An image of one of the participants of the game searching in a hollow oak was passed around with the rhyming title ”gubben i stubben”, ”the old man in the tree stump”, which of course sparked the association to the old paranoiac classic of British surrealism, Hugh Sykes Davies’s poem called ”Poem” 1936.

One of the persons who had missed the game found a striking correspondence between the photograph and an old drawing (in fact a picture puzzle giving the artist’s name, Hertogenbosch) connected or unconnected to the simultaneous 500th anniversary.

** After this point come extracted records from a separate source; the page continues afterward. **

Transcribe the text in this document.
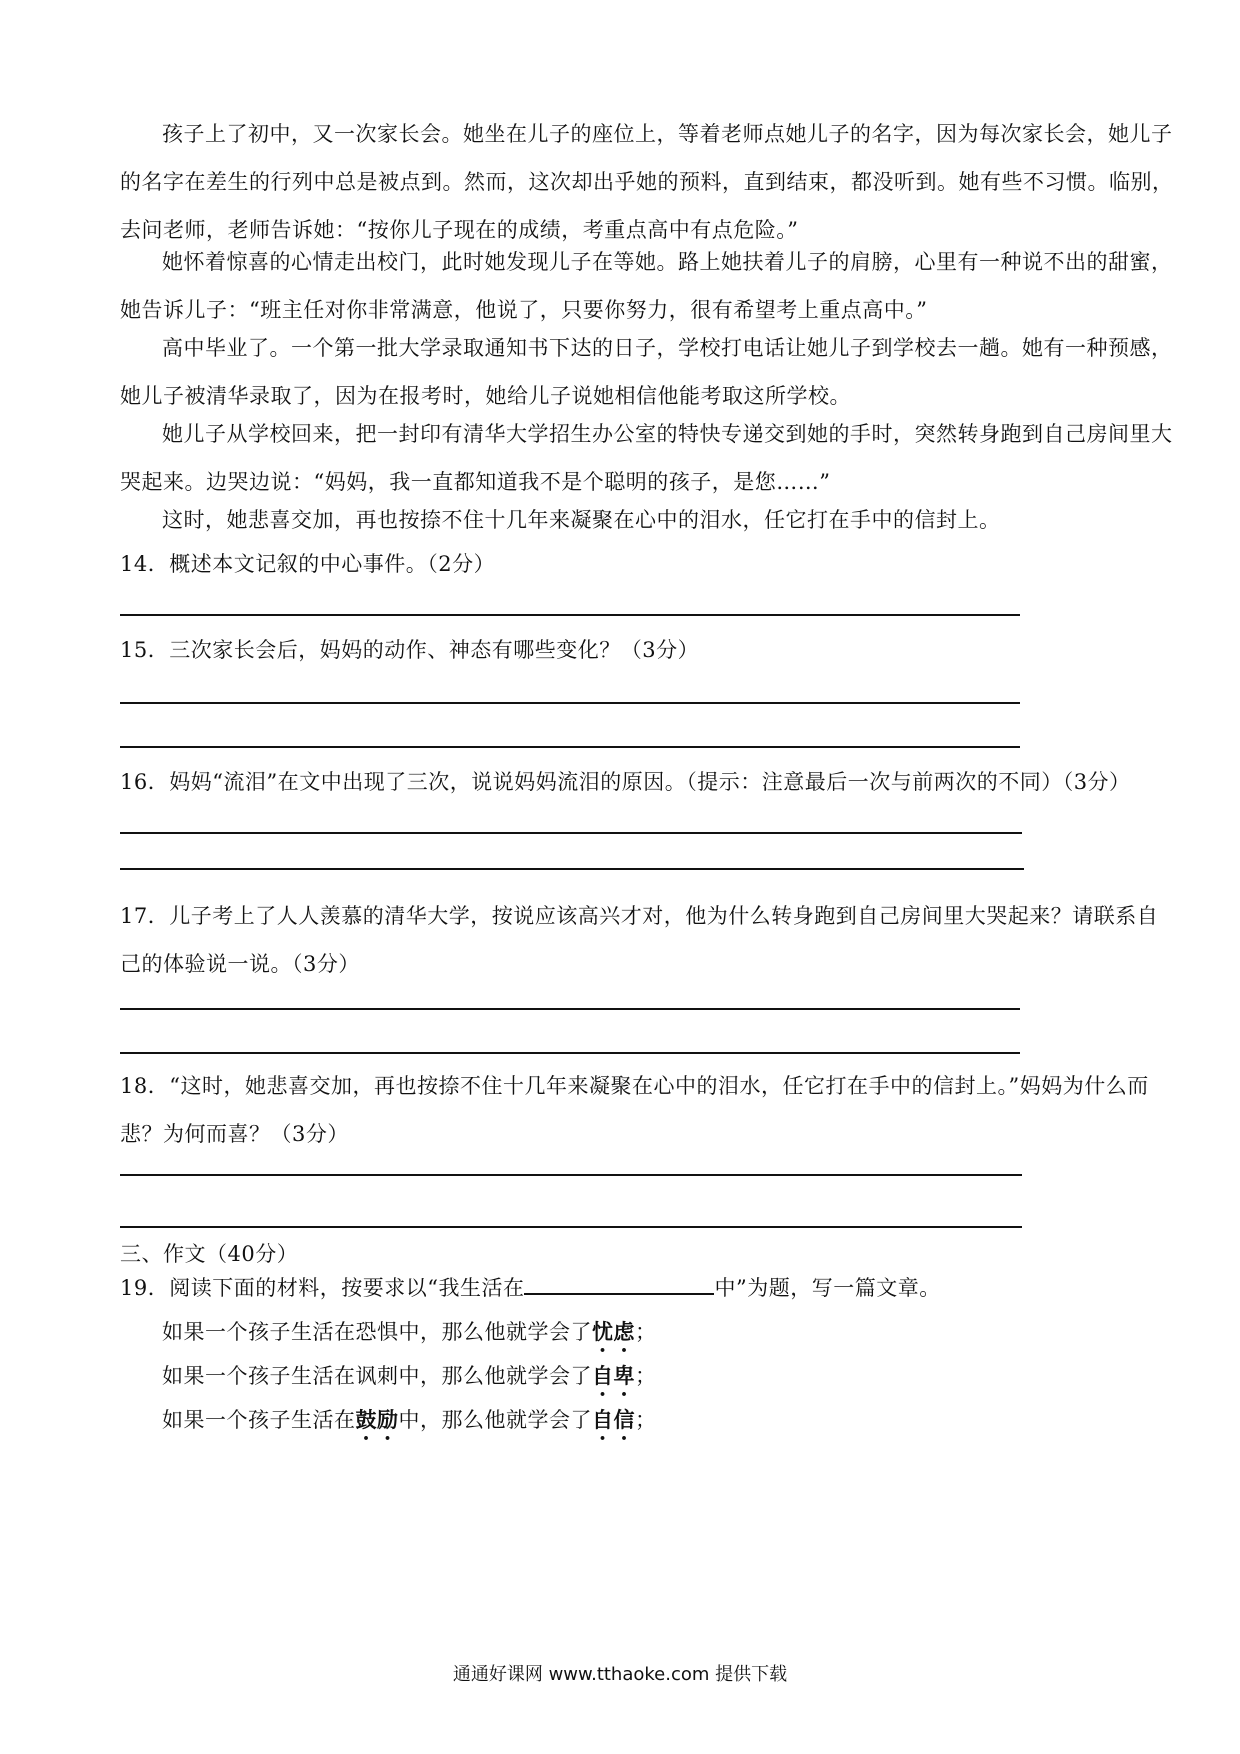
孩子上了初中，又一次家长会。她坐在儿子的座位上，等着老师点她儿子的名字，因为每次家长会，她儿子的名字在差生的行列中总是被点到。然而，这次却出乎她的预料，直到结束，都没听到。她有些不习惯。临别，去问老师，老师告诉她：“按你儿子现在的成绩，考重点高中有点危险。”

她怀着惊喜的心情走出校门，此时她发现儿子在等她。路上她扶着儿子的肩膀，心里有一种说不出的甜蜜，她告诉儿子：“班主任对你非常满意，他说了，只要你努力，很有希望考上重点高中。”

高中毕业了。一个第一批大学录取通知书下达的日子，学校打电话让她儿子到学校去一趟。她有一种预感，她儿子被清华录取了，因为在报考时，她给儿子说她相信他能考取这所学校。

她儿子从学校回来，把一封印有清华大学招生办公室的特快专递交到她的手时，突然转身跑到自己房间里大哭起来。边哭边说：“妈妈，我一直都知道我不是个聪明的孩子，是您……”

这时，她悲喜交加，再也按捺不住十几年来凝聚在心中的泪水，任它打在手中的信封上。

14．概述本文记叙的中心事件。（2分）

15．三次家长会后，妈妈的动作、神态有哪些变化？（3分）

16．妈妈“流泪”在文中出现了三次，说说妈妈流泪的原因。（提示：注意最后一次与前两次的不同）（3分）

17．儿子考上了人人羡慕的清华大学，按说应该高兴才对，他为什么转身跑到自己房间里大哭起来？请联系自己的体验说一说。（3分）

18．“这时，她悲喜交加，再也按捺不住十几年来凝聚在心中的泪水，任它打在手中的信封上。”妈妈为什么而悲？为何而喜？（3分）

三、作文（40分）

19．阅读下面的材料，按要求以“我生活在	中”为题，写一篇文章。

如果一个孩子生活在恐惧中，那么他就学会了忧虑；

如果一个孩子生活在讽刺中，那么他就学会了自卑；

如果一个孩子生活在鼓励中，那么他就学会了自信；

通通好课网 www.tthaoke.com 提供下载
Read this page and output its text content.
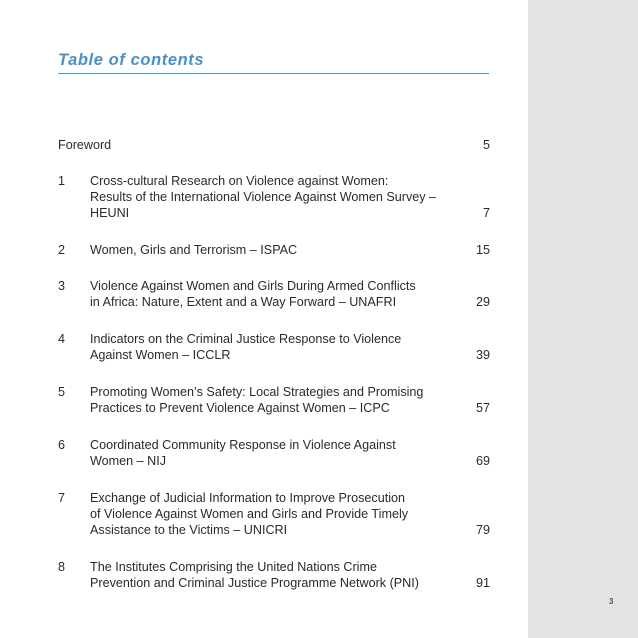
Table of contents
Foreword	5
1	Cross-cultural Research on Violence against Women:
Results of the International Violence Against Women Survey –
HEUNI	7
2	Women, Girls and Terrorism – ISPAC	15
3	Violence Against Women and Girls During Armed Conflicts
in Africa: Nature, Extent and a Way Forward – UNAFRI	29
4	Indicators on the Criminal Justice Response to Violence
Against Women – ICCLR	39
5	Promoting Women’s Safety: Local Strategies and Promising
Practices to Prevent Violence Against Women – ICPC	57
6	Coordinated Community Response in Violence Against
Women – NIJ	69
7	Exchange of Judicial Information to Improve Prosecution
of Violence Against Women and Girls and Provide Timely
Assistance to the Victims – UNICRI	79
8	The Institutes Comprising the United Nations Crime
Prevention and Criminal Justice Programme Network (PNI)	91
3
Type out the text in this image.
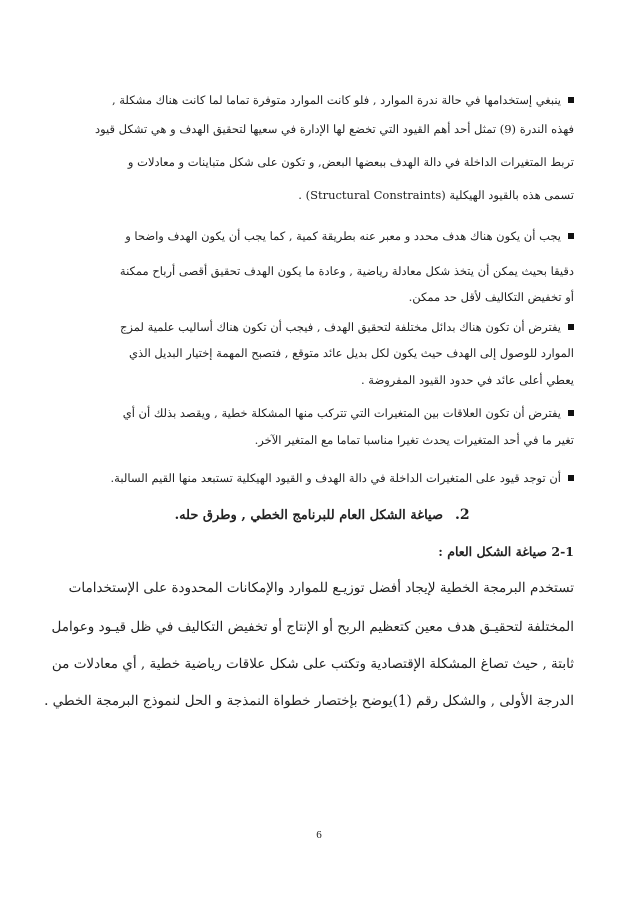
ينبغي إستخدامها في حالة ندرة الموارد , فلو كانت الموارد متوفرة تماما لما كانت هناك مشكلة ,
فهذه الندرة (9) تمثل أحد أهم القيود التي تخضع لها الإدارة في سعيها لتحقيق الهدف و هي تشكل قيود
تربط المتغيرات الداخلة في دالة الهدف ببعضها البعض, و تكون على شكل متباينات و معادلات و
تسمى هذه بالقيود الهيكلية (Structural Constraints) .
يجب أن يكون هناك هدف محدد و معبر عنه بطريقة كمية , كما يجب أن يكون الهدف واضحا و
دقيقا بحيث يمكن أن يتخذ شكل معادلة رياضية , وعادة ما يكون الهدف تحقيق أقصى أرباح ممكنة
أو تخفيض التكاليف لأقل حد ممكن.
يفترض أن تكون هناك بدائل مختلفة لتحقيق الهدف , فيجب أن تكون هناك أساليب علمية لمزج
الموارد للوصول إلى الهدف حيث يكون لكل بديل عائد متوقع , فتصبح المهمة إختيار البديل الذي
يعطي أعلى عائد في حدود القيود المفروضة .
يفترض أن تكون العلاقات بين المتغيرات التي تتركب منها المشكلة خطية , ويقصد بذلك أن أي
تغير ما في أحد المتغيرات يحدث تغيرا مناسبا تماما مع المتغير الآخر.
أن توجد قيود على المتغيرات الداخلة في دالة الهدف و القيود الهيكلية تستبعد منها القيم السالبة.
صياغة الشكل العام للبرنامج الخطي , وطرق حله. .2
2-1 صياغة الشكل العام :
تستخدم البرمجة الخطية لإيجاد أفضل توزيـع للموارد والإمكانات المحدودة على الإستخدامات
المختلفة لتحقيـق هدف معين كتعظيم الربح أو الإنتاج أو تخفيض التكاليف في ظل قيـود وعوامل
ثابتة , حيث تصاغ المشكلة الإقتصادية وتكتب على شكل علاقات رياضية خطية , أي معادلات من
الدرجة الأولى , والشكل رقم (1)يوضح بإختصار خطواة النمذجة و الحل لنموذج البرمجة الخطي .
6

We have been unable so far to pick up the game, maybe these deroutes of inhabitants of hollow trees was too powerful a diversion: and we will eventually be setting sails with whatever and whomever will turn out to be inhabiting our treetrunk canoes? And the poem suggests that whatever we pack in our knapsack we might be surprised when we reach down to pick it up anyway.

Hugh Sykes Davies
Poem
(1936)

In the stump of the old tree, where the heart has rotted out, there is a hole the length of a man’s arm, and a dank pool at the bottom of it where the rain gathers, and the old leaves turn into lacy skeletons. But do not put your hand down to see, because

in the stumps of old trees, where the hearts have rotted out, there are holes the length of a man’s arm, and dank pools at the bottom where the rain gathers and old leaves turn to lace, and the beak of a dead bird gapes like a trap. But do not put your hand down to see, because

in the stumps of old trees with rotten hearts, where the rain gathers and the laced leaves and the dead bird like a trap, there are holes the length of a man’s arm, and in every crevice of the rotten wood grow weasel’s eyes like molluscs, their lids open and shut with the tide. But do not put your hand down to see, because

in the stumps of old trees where the rain gathers and the trapped leaves and the beak and the laced weasel’s eyes, there are holes the length of a man’s arm, and at the bottom a sodden bible written in the language of rooks. But do not put your hand down to see, because

in the stumps of old trees where the hearts have rotted out there are holes the length of a man’s arm where the weasels are trapped and the letters of the rook language are laced on the sodden leaves, and at the bottom there is a man’s arm. But do not put your hand down to see, because

in the stumps of old trees where the hearts have rotted out there are deep holes and dank pools where the rain gathers, and if you ever put your hand down to see, you can wipe it in the sharp grass till it bleeds, but you’ll never want to eat with it again.